Savaş alanları sivil halkı da barındırıyorsa hak ihlallerine açık alanlardır. Örnekler ortada. Meslekten uzaklaştırılıp cezalandırılmış olsalar da cesetleri yerde sürükleyen polisler, ırkçı söylemleri duvarlara kazıyan memurlar, muhtemelen daha neler neler yapanlar…
Sadece bu mu? Eylemcilerin evini terketmeye kalkanlara kestiği cezalar, terkedenlerin evlerinin yakılıp tahrip edilmesi, cenazelerin alıkonması, sivil alanlara atılan roketler, kimbilir başka ne tür uygulamalar…
Sahada egemen olan elinde silah olanların gücü ve zihniyeti olur.

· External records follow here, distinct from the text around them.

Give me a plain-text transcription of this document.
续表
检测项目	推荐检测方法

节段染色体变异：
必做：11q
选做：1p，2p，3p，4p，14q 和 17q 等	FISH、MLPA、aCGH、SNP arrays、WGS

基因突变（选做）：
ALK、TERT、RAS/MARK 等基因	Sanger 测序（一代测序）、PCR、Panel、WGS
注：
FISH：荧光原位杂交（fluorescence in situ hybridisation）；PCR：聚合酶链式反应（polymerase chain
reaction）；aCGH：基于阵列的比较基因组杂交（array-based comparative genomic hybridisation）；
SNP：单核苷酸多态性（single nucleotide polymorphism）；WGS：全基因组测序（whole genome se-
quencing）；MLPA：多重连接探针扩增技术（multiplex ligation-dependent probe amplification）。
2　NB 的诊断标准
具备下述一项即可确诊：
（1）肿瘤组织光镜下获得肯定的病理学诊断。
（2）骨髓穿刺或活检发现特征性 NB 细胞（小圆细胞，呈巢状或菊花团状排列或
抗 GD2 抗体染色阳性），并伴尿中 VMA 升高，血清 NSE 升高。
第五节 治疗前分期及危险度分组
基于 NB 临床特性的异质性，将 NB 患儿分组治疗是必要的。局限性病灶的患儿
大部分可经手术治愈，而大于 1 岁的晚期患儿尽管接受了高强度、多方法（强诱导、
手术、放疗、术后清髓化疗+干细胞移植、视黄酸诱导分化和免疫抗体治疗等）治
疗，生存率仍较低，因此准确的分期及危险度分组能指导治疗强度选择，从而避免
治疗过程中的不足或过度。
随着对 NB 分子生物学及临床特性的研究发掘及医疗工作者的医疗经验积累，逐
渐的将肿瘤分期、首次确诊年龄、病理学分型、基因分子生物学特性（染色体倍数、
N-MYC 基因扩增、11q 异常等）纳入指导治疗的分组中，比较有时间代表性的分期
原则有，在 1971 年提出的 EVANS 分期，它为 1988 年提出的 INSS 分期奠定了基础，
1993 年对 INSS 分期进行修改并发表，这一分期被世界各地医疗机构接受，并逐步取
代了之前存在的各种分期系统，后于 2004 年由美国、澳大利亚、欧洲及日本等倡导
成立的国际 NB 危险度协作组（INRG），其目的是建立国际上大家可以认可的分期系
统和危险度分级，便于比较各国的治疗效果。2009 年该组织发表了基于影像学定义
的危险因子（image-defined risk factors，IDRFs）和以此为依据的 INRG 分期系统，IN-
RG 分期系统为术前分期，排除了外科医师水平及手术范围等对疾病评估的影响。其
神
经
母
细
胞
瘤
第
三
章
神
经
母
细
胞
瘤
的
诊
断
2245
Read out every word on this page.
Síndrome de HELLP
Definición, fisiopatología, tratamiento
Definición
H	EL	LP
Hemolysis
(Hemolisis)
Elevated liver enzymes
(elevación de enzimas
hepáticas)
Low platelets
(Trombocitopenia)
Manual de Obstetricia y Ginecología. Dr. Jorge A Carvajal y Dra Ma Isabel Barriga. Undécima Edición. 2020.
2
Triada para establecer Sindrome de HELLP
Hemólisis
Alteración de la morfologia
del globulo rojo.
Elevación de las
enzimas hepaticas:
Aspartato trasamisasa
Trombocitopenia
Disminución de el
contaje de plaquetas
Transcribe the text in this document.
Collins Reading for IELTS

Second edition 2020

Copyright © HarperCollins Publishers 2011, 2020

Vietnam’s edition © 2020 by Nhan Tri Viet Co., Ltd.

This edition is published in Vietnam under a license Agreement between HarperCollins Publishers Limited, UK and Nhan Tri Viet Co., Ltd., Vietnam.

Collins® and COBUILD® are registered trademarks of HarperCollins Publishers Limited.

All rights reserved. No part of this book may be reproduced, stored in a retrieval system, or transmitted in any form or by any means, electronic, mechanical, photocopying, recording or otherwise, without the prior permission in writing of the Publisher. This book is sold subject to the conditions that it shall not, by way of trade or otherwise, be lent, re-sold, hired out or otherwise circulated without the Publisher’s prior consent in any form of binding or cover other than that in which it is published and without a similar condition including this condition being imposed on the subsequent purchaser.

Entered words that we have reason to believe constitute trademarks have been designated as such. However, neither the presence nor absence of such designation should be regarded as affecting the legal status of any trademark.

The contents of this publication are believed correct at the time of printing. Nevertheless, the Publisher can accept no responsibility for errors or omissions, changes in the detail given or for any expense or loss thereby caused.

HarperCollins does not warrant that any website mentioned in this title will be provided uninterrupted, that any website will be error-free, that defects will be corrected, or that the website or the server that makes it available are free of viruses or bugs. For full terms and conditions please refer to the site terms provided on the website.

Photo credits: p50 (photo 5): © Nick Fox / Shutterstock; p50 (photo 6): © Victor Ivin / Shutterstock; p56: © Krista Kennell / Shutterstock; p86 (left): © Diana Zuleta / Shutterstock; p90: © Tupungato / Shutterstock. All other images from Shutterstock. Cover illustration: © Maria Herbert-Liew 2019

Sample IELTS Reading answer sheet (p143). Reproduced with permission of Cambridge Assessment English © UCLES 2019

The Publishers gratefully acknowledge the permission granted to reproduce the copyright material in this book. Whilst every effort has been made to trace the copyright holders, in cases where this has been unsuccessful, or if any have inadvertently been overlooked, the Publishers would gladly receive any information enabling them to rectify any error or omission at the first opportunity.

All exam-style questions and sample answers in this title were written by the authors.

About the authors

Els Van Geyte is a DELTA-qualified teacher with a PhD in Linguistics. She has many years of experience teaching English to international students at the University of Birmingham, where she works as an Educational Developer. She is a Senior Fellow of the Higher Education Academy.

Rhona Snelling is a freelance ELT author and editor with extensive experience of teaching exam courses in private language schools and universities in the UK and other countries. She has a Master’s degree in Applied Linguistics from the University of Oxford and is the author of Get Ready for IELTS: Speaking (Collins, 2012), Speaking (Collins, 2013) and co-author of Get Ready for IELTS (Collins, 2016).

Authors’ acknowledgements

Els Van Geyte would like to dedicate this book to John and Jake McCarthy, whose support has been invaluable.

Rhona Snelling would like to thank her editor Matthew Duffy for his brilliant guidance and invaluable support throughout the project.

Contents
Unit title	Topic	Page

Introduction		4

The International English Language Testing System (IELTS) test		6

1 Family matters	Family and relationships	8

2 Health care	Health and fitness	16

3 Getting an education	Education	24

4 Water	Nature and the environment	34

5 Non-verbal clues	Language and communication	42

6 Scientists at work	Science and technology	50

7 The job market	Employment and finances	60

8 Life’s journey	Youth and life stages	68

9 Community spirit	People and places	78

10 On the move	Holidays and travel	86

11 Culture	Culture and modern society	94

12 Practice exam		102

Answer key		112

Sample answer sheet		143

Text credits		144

Ancak en vahimi ödenen bedellerdir. Nitekim örgütün kalkan haline getirdiği sivil halk büyük bedeller ödüyor: Sivil ve çocuk ölümleri, ateş altındaki binalar, okullar, camiler, hastaneler, ortada kalan cenazeler… Kimileri siyasi pozisyonlarından hareketle kestirme hüküm veriyor ama, bu koşullarda o alanda kimin kurşunu kimi vurdu, nerede kimi buldu sorularının sağlıklı bir yanıtı bile yok…
Ancak şu gerçek çıplak: Örgütün bu çatışmada en önemli “koz”u, örgüt tarafından evlerinde kalmaya zorlanan sivil halk. Bunların bir kısmı muhtemelen örgütü desteklese de çoğu rehin durumda. Rehineler güvenlik güçlerinin ilerlemesine engel olurken, eylemcilerin oldukları yerlerde tutunmamasına araç oluyorlar.